Additionally, he already ranks higher than Sims in several key aspects, primarily; quicker read and react instincts, better pass coverage, and more dependable as a tackler.
Curran could come in and at least challenge Johnson for the vacant role from Day one, or at least take over early in the season.
Round Seven. Kevin Basped (Nevada)
Each of the four projected picks in the seventh round have undeniable talent but for one reason or another (scheme, injuries, etc.) they will likely fall to the end of the third day of the 2010 draft.
Basped, an early-entry prospect, would have benefited from an extra year. But he does present intriguing characteristics such as size (6'5" 260 lb) and speed to pressure the quarterback. An NFL team would want to add about 15 pounds to his frame before considering a full-time role for this First-Team All-WAC honoree, as he’s not a big hitter, but his production (19.5 sacks the last two seasons) might be enough for Detroit to consider him a third-down specialist.
Round Seven. Stevie Brown (Michigan)
It’s been a tumultuous few years in Ann Arbor as Rich Rodriguez implements his schemes. For some players it has unfortunately restricted their development—and Brown might be the best example.
After playing safety his first three years with the Wolverines, coordinator Greg Robinson used him as a hybrid linebacker. While Brown certainly didn’t embarrass himself in his new role, it’s safe to say the reason he was left off The Combine invitee list was because 215 lb linebackers rarely hear their name called at Radio City Music Hall—but Brown’s versatility should warrant interest at his natural defensive back position.
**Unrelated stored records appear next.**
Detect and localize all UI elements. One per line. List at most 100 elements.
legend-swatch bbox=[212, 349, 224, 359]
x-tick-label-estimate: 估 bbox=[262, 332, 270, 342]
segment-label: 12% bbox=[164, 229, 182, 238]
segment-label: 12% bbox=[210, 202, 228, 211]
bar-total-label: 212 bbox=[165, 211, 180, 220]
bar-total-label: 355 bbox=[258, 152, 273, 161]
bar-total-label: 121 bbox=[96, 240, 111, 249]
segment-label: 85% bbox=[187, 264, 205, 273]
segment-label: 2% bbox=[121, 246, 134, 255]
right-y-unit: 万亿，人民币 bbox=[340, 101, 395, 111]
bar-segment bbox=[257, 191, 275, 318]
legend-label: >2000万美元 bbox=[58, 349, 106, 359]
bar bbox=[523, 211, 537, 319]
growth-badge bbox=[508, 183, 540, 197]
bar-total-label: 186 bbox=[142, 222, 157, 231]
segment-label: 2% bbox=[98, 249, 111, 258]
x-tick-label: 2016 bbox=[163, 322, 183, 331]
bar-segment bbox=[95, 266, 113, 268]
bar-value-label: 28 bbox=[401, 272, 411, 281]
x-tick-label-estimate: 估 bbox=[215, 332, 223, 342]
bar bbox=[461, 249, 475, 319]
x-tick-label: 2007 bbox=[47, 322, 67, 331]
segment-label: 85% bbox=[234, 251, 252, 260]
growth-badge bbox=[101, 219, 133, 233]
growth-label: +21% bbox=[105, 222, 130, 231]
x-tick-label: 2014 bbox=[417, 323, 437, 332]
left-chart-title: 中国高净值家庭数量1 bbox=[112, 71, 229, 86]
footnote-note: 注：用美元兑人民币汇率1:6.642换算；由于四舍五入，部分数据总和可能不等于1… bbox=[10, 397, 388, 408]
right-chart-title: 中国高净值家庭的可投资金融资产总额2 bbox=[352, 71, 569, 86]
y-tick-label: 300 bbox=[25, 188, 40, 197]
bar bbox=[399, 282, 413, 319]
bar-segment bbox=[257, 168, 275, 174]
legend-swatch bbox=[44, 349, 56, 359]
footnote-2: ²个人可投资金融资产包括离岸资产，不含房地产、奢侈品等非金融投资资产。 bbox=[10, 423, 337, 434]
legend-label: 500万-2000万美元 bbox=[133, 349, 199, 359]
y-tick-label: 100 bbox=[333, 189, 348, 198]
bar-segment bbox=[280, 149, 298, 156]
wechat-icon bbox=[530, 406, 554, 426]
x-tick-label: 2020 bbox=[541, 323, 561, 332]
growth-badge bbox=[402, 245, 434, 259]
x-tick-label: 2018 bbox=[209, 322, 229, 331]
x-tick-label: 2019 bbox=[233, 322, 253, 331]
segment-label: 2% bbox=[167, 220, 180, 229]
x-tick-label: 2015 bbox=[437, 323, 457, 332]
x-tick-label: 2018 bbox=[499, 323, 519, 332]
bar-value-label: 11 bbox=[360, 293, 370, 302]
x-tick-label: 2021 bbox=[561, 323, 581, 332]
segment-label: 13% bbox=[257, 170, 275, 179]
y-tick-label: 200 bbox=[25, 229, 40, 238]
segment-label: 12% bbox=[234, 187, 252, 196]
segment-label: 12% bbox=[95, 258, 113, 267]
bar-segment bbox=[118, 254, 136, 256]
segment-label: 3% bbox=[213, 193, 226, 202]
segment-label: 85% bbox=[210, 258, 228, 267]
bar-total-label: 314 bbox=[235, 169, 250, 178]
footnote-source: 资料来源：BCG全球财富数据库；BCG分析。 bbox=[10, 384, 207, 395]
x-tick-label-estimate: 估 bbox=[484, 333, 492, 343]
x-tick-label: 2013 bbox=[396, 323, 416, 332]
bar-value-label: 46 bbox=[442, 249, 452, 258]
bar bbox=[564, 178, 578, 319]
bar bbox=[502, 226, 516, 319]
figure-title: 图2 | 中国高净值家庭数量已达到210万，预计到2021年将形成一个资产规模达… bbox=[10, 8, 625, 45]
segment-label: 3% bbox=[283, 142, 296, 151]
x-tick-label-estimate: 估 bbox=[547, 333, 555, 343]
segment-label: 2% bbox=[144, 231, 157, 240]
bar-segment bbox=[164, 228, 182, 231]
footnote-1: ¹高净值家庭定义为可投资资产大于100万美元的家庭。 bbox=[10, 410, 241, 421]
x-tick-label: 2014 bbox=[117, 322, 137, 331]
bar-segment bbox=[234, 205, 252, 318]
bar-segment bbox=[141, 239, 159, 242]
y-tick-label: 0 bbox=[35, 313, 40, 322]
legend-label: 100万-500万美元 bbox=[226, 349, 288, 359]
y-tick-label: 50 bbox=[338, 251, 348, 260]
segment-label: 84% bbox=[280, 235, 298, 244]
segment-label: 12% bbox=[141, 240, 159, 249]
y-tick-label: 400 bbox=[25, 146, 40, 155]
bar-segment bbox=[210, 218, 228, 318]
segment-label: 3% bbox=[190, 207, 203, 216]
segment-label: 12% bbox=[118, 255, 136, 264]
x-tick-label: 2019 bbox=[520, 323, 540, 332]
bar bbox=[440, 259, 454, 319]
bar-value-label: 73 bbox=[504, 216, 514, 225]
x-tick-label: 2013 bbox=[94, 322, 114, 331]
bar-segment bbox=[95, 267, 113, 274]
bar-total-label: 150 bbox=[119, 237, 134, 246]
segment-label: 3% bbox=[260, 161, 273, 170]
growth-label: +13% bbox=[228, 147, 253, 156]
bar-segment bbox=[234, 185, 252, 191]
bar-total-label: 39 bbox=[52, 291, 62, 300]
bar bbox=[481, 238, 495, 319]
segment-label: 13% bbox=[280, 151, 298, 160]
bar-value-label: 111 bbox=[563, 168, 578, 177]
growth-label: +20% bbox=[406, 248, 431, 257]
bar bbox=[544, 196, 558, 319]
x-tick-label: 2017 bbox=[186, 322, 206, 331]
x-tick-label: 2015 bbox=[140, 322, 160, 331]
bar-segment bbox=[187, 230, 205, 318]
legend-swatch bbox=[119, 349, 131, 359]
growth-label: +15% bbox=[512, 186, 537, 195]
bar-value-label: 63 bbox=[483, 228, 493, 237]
If Mayhew believes he’s big enough to handle the strong-side safety position, this is a definite possibility. Playing out of position his senior year must have been a frustrating experience, but it allowing him to show off his tackling ability (led the team in tackles) and aggressiveness.
Round Seven. Kevin Thomas (USC)
The former five-star recruit’s misfortunes could benefit the Lions. Thomas’s career in Southern California was marred by injuries as well as a case of mono.
In fact, the Trojans defensive back missed almost two full seasons, but he has the talent to go in the middle rounds. Thomas ripped off a 4.41-40 at The Combine and he’s put out film displaying pretty good coverage in zone packages. At 6’0", 190 lbs, he has decent size and a willingness to support the run.
Unless some team has a different copy of his medical report, I think there’s a chance Detroit finds a possible No. 3 cornerback with one of their seventh-round picks.
Round Seven. Sam Shields (Miami)
Recruited by the Hurricanes as one of the best wide receiver prospects in the country, Shields has limited experience in the secondary. But he’s now on teams' radars after running a 4.30-40 at The Combine. For good measure, he followed it up with a 4.33.
He was voted as Miami’s special team MVP—as a gunner, not returner. However, he might also give them an option to help repair a woeful return game as well.